Originally posted at thecrier.net by Lewis J. Walker, CFP, Capital Insight Group, August 19, 2020.

Any basic marketing guide 101 says a person who wishes to be hired should have an “elevator speech.” That’s a 30-60 second concise statement explaining who you are and why you should be hired during the short time you’re in the elevator with someone influential. But can you truly describe yourself in a short pithy line that gets to the essence of who you are and the value you bring to the table in the right role?

Note the phrase “right role.” Someone may ask, “What do you do?” Do you launch into a disjointed job description? But if you were asked what unique role you play in a given situation, whether pertaining to professional life or any pursuit, you’d have a different answer.

Mitch Anthony, author of “The New Retirementality: Planning Your Life and Living Your Dreams…at Any Age You Want” (5th edition; Wiley, 2020), advises that “unique value” cannot be articulated in “a 40-word lexicon.” If you really want to describe what you do in your line of work or role in life, start with the phrase, “What I do is kind of like…”

In relating what an experienced financial advisor can do for you in seeking counsel about financial planning matters, recognize that life is a series of journeys. Whether you call them goals, objectives, possibilities, aspirations, challenges or disruptions, you are desiring to transition from one state in life to another, one circumstance to a new reality. As with any journey, money plays a part, but it’s the journey that’s key. What role might a financial planner play in planning for and the execution of your journey? What happens when you get there? What gets left behind as you travel to a “new normal?”
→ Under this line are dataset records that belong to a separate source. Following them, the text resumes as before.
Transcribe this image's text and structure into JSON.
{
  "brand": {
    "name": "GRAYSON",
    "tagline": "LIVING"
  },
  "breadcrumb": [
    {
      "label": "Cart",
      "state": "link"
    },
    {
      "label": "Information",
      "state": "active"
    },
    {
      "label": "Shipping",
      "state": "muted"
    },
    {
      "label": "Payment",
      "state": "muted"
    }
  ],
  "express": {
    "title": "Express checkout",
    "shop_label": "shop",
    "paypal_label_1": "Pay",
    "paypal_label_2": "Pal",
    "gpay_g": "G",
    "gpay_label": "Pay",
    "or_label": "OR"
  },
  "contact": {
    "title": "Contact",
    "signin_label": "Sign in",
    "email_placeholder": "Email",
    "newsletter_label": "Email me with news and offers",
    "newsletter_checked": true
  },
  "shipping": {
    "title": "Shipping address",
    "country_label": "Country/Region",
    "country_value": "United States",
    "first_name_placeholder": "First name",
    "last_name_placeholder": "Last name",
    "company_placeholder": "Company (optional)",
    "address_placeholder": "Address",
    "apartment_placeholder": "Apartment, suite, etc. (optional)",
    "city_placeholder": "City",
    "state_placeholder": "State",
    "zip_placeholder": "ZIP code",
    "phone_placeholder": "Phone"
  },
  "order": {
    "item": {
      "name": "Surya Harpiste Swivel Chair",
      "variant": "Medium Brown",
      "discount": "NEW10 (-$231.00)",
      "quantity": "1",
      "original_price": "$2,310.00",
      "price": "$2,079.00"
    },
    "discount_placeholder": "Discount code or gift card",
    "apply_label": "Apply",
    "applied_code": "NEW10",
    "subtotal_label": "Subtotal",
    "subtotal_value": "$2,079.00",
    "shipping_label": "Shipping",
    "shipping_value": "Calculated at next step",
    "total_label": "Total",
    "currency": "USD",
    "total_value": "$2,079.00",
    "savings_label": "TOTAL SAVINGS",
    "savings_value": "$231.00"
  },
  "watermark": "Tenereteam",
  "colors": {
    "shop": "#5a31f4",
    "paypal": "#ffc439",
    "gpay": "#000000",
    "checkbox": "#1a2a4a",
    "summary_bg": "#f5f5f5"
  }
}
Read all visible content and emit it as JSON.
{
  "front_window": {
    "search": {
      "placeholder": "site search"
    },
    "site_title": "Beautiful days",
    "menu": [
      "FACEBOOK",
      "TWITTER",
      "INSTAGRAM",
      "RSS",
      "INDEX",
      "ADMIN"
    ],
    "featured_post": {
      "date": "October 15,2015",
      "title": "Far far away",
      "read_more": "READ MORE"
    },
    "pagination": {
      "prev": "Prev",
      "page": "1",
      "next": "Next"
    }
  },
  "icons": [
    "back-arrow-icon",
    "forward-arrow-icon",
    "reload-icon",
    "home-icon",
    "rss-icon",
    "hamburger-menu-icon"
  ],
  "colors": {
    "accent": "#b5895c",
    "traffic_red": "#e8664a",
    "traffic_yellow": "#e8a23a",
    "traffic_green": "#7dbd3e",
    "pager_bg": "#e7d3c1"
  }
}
If you asked me to describe my role in a consultative and comprehensive personal or business financial life planning exercise, my answer would be framed as a travel metaphor. What role might I play? “What I do is kind of like…a trail guide.”

You and your family, or a group of friends, decide on a great adventure, hiking the Milford Track on the south island of New Zealand. The four-day odyssey takes you past pristine lakes, around thundering waterfalls, over rugged mountain terrain, through wooded valleys. You also want to hike the Tasman Glacier, New Zealand’s largest ice field, 18 miles long. You’d want a guide who has walked those trails before, traversed the glacier with others, knows the dangers as well as pleasures, the best views, appropriate outfits, the right footwear and equipment, sleeping and dining arrangements, what to do if something goes wrong. Your guide knows your likes, dislikes, preferences, and the same for each member of your party. He or she knows what to do when unexpected circumstances arise, how to modify your plan and navigate detours.

Every journey, through a significant life transition or a trek halfway around the world, has challenges. An experienced guide rarely is surprised by anything. They’ve been there, done that, with clients and in their own life oftentimes. For every challenge they offer alternatives, guiding you through a process to determine the most likely best strategies and tactics for you and those depending on you.

Your guide knows the resources required, including specialists and ancillary services appropriate to navigating and overcoming obstacles. How to take advantage of unexpected opportunities that arise as you’re walking toward your destination. How to cope with emergencies, setbacks, need for an alternative route. Having adequate capital to fund your trip and cover unexpected expenses is only part of comprehensive trip planning.

Your guide knows your expectations, yours and those in your party, what you wish to see and accomplish, the desired outcomes. It may be as simple as how to get the best photo or something more complex, a once-in-a-lifetime bespoke experience.

Of course, you could just show up at the trailhead and wing it. Sometimes, that works, generally not. In my travels, I’ve found that a knowledgeable guide adds to the richness of the experience, pointing out things I’d miss since I didn’t know what to look for.

Your elevator speech. What you do is kind of like…what?